By the Chain Rule, the first derivative is $y ' = 2 {e}^{2 x} - {e}^{x}$ and the second derivative is $y ' ' = 4 {e}^{2 x} - {e}^{x}$. Inflection points occur at the values of $x$ where the second derivative changes sign (from positive to negative or negative to positive).
Setting $y ' ' = 0$ leads to $4 {e}^{2 x} - {e}^{x} = 0$. The left-hand side of this equation can be factored as ${e}^{x} \left(4 {e}^{x} - 1\right) = 0$. Since ${e}^{x}$ is never zero, it follows that we just need to solve $4 {e}^{x} - 1 = 0$ to get $x = \ln \left(\frac{1}{4}\right) = - \ln \left(4\right) \setminus \approx - 1.386$.

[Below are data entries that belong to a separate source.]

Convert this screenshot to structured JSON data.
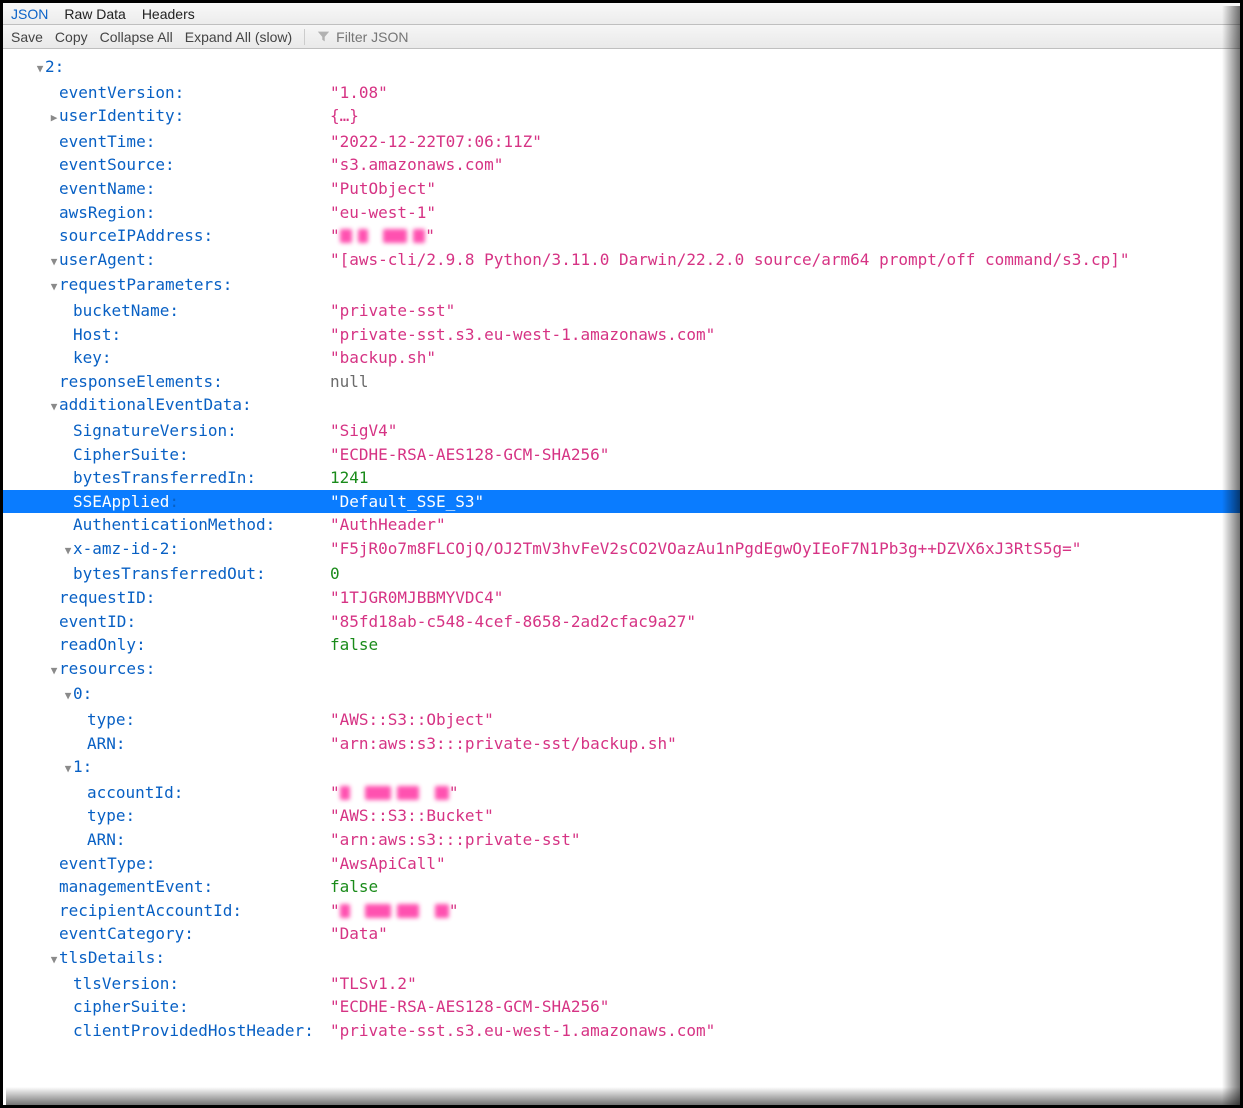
{
  "tabs": {
    "json": "JSON",
    "raw": "Raw Data",
    "headers": "Headers"
  },
  "toolbar": {
    "save": "Save",
    "copy": "Copy",
    "collapse": "Collapse All",
    "expand": "Expand All (slow)",
    "filter_placeholder": "Filter JSON"
  },
  "rows": [
    {
      "indent": 1,
      "arrow": "down",
      "key": "2",
      "value": "",
      "color": "",
      "hl": false
    },
    {
      "indent": 2,
      "arrow": "",
      "key": "eventVersion",
      "value": "\"1.08\"",
      "color": "str",
      "hl": false
    },
    {
      "indent": 2,
      "arrow": "right",
      "key": "userIdentity",
      "value": "{…}",
      "color": "obj",
      "hl": false
    },
    {
      "indent": 2,
      "arrow": "",
      "key": "eventTime",
      "value": "\"2022-12-22T07:06:11Z\"",
      "color": "str",
      "hl": false
    },
    {
      "indent": 2,
      "arrow": "",
      "key": "eventSource",
      "value": "\"s3.amazonaws.com\"",
      "color": "str",
      "hl": false
    },
    {
      "indent": 2,
      "arrow": "",
      "key": "eventName",
      "value": "\"PutObject\"",
      "color": "str",
      "hl": false
    },
    {
      "indent": 2,
      "arrow": "",
      "key": "awsRegion",
      "value": "\"eu-west-1\"",
      "color": "str",
      "hl": false
    },
    {
      "indent": 2,
      "arrow": "",
      "key": "sourceIPAddress",
      "value": "__REDACT_IP__",
      "color": "str",
      "hl": false
    },
    {
      "indent": 2,
      "arrow": "down",
      "key": "userAgent",
      "value": "\"[aws-cli/2.9.8 Python/3.11.0 Darwin/22.2.0 source/arm64 prompt/off command/s3.cp]\"",
      "color": "str",
      "hl": false
    },
    {
      "indent": 2,
      "arrow": "down",
      "key": "requestParameters",
      "value": "",
      "color": "",
      "hl": false
    },
    {
      "indent": 3,
      "arrow": "",
      "key": "bucketName",
      "value": "\"private-sst\"",
      "color": "str",
      "hl": false
    },
    {
      "indent": 3,
      "arrow": "",
      "key": "Host",
      "value": "\"private-sst.s3.eu-west-1.amazonaws.com\"",
      "color": "str",
      "hl": false
    },
    {
      "indent": 3,
      "arrow": "",
      "key": "key",
      "value": "\"backup.sh\"",
      "color": "str",
      "hl": false
    },
    {
      "indent": 2,
      "arrow": "",
      "key": "responseElements",
      "value": "null",
      "color": "null",
      "hl": false
    },
    {
      "indent": 2,
      "arrow": "down",
      "key": "additionalEventData",
      "value": "",
      "color": "",
      "hl": false
    },
    {
      "indent": 3,
      "arrow": "",
      "key": "SignatureVersion",
      "value": "\"SigV4\"",
      "color": "str",
      "hl": false
    },
    {
      "indent": 3,
      "arrow": "",
      "key": "CipherSuite",
      "value": "\"ECDHE-RSA-AES128-GCM-SHA256\"",
      "color": "str",
      "hl": false
    },
    {
      "indent": 3,
      "arrow": "",
      "key": "bytesTransferredIn",
      "value": "1241",
      "color": "num",
      "hl": false
    },
    {
      "indent": 3,
      "arrow": "",
      "key": "SSEApplied",
      "value": "\"Default_SSE_S3\"",
      "color": "str",
      "hl": true
    },
    {
      "indent": 3,
      "arrow": "",
      "key": "AuthenticationMethod",
      "value": "\"AuthHeader\"",
      "color": "str",
      "hl": false
    },
    {
      "indent": 3,
      "arrow": "down",
      "key": "x-amz-id-2",
      "value": "\"F5jR0o7m8FLCOjQ/OJ2TmV3hvFeV2sCO2VOazAu1nPgdEgwOyIEoF7N1Pb3g++DZVX6xJ3RtS5g=\"",
      "color": "str",
      "hl": false
    },
    {
      "indent": 3,
      "arrow": "",
      "key": "bytesTransferredOut",
      "value": "0",
      "color": "num",
      "hl": false
    },
    {
      "indent": 2,
      "arrow": "",
      "key": "requestID",
      "value": "\"1TJGR0MJBBMYVDC4\"",
      "color": "str",
      "hl": false
    },
    {
      "indent": 2,
      "arrow": "",
      "key": "eventID",
      "value": "\"85fd18ab-c548-4cef-8658-2ad2cfac9a27\"",
      "color": "str",
      "hl": false
    },
    {
      "indent": 2,
      "arrow": "",
      "key": "readOnly",
      "value": "false",
      "color": "bool",
      "hl": false
    },
    {
      "indent": 2,
      "arrow": "down",
      "key": "resources",
      "value": "",
      "color": "",
      "hl": false
    },
    {
      "indent": 3,
      "arrow": "down",
      "key": "0",
      "value": "",
      "color": "",
      "hl": false
    },
    {
      "indent": 4,
      "arrow": "",
      "key": "type",
      "value": "\"AWS::S3::Object\"",
      "color": "str",
      "hl": false
    },
    {
      "indent": 4,
      "arrow": "",
      "key": "ARN",
      "value": "\"arn:aws:s3:::private-sst/backup.sh\"",
      "color": "str",
      "hl": false
    },
    {
      "indent": 3,
      "arrow": "down",
      "key": "1",
      "value": "",
      "color": "",
      "hl": false
    },
    {
      "indent": 4,
      "arrow": "",
      "key": "accountId",
      "value": "__REDACT_ACCT__",
      "color": "str",
      "hl": false
    },
    {
      "indent": 4,
      "arrow": "",
      "key": "type",
      "value": "\"AWS::S3::Bucket\"",
      "color": "str",
      "hl": false
    },
    {
      "indent": 4,
      "arrow": "",
      "key": "ARN",
      "value": "\"arn:aws:s3:::private-sst\"",
      "color": "str",
      "hl": false
    },
    {
      "indent": 2,
      "arrow": "",
      "key": "eventType",
      "value": "\"AwsApiCall\"",
      "color": "str",
      "hl": false
    },
    {
      "indent": 2,
      "arrow": "",
      "key": "managementEvent",
      "value": "false",
      "color": "bool",
      "hl": false
    },
    {
      "indent": 2,
      "arrow": "",
      "key": "recipientAccountId",
      "value": "__REDACT_ACCT__",
      "color": "str",
      "hl": false
    },
    {
      "indent": 2,
      "arrow": "",
      "key": "eventCategory",
      "value": "\"Data\"",
      "color": "str",
      "hl": false
    },
    {
      "indent": 2,
      "arrow": "down",
      "key": "tlsDetails",
      "value": "",
      "color": "",
      "hl": false
    },
    {
      "indent": 3,
      "arrow": "",
      "key": "tlsVersion",
      "value": "\"TLSv1.2\"",
      "color": "str",
      "hl": false
    },
    {
      "indent": 3,
      "arrow": "",
      "key": "cipherSuite",
      "value": "\"ECDHE-RSA-AES128-GCM-SHA256\"",
      "color": "str",
      "hl": false
    },
    {
      "indent": 3,
      "arrow": "",
      "key": "clientProvidedHostHeader",
      "value": "\"private-sst.s3.eu-west-1.amazonaws.com\"",
      "color": "str",
      "hl": false
    }
  ]
}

You can check that $y ' ' = 4 {e}^{2 x} - {e}^{x}$ changes sign at this point by graphing it. Therefore, there is an inflection point at $x = - \ln \left(4\right)$. The second coordinate of this point can be found by plugging it into the original function to get ${e}^{2 \setminus \cdot \ln \left(\frac{1}{4}\right)} - {e}^{\ln \left(\frac{1}{4}\right)} = \frac{1}{16} - \frac{1}{4} = - \frac{3}{16}$. The inflection point is therefore $\left(- \ln \left(4\right) , - \frac{3}{16}\right)$.